The question was whether Section D's final sentence allowed the WiMAX tower: "Satellite and cellular telephone antennas are subject to Section A36.52 (Design Review) in those zone districts requiring such review for new structures."
Opponents said it clearly did not, but council members disagreed.
Council member Ronit Bryant said she had asked several people to read Section D to gather opinions on its clarity, and she came to the conclusion that it was clear enough that such towers were allowed.
Abe-Koga was the only member who appeared to support neighbors, saying, "I get it," about their concerns.
Quinn said existing towers in residential area would be considered "legal nonconforming" if the council decided to interpret the zoning code the way neighbors had.
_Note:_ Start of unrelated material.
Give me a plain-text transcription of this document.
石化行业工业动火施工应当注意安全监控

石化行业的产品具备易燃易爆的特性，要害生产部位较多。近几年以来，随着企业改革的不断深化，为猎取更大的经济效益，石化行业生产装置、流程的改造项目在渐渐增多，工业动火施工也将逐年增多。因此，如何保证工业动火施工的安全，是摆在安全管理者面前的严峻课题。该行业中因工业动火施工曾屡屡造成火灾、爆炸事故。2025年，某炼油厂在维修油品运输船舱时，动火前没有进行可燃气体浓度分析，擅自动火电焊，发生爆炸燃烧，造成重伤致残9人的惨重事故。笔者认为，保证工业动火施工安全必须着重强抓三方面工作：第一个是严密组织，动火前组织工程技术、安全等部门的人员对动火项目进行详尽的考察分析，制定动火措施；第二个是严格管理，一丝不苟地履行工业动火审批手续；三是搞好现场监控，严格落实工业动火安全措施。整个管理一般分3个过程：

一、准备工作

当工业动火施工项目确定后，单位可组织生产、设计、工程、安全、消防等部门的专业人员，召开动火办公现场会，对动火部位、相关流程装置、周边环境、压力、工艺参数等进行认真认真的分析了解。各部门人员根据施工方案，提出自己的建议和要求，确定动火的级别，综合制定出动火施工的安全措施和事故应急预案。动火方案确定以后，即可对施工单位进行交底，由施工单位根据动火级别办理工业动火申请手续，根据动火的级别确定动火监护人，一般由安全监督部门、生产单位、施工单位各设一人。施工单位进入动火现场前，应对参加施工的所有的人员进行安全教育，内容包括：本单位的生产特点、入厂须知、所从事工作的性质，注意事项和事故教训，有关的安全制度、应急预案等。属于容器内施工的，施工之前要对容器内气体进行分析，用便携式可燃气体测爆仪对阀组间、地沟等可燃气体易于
The city has approved six cell towers in residential areas since 1996, including several at Saint Francis High School. Over 100 others are in commercial and industrial pockets throughout the city, Gilli said. There are also over 100 Google WiFi antennas on light poles in residential areas.
Everyone at the meeting agreed that the language in the zoning code was outdated. "I know a piece of broken code when I see it," said one neighbor who is an attorney.
It refers to satellite dishes and cellular towers, but makes no reference to newer technologies. Gilli said it was fair to interpret it as allowing the WiMAX tower, which is "functionally similar" to those listed.
While the neighbors and city officials argued over what the zoning code, the real concern for many is that such a tower may have radiation-related health effects on the neighborhood, 200 feet away, and the Little Acorn preschool that houses 70 children at the church, only 50-75 feet away. Even if that were untrue, such fears would lower property values, neighbors said.
But health effects were not discussed Tuesday because the Federal Communications Commission does not allow the city to reject a cell tower for concerns over radiation, unless radiation levels are demonstrated to be over FCC limits. A study by applicant Clear Wire showed that radiation would be well below those limits, and city officials said they see no reason to doubt that study.
As a concession, Clear Wire has promised to monitor radiation levels before and after the tower is constructed, and parents of children at Little Acorn preschool, which is subsidized by the church, would not be financially penalized if they decided to withdraw their kids.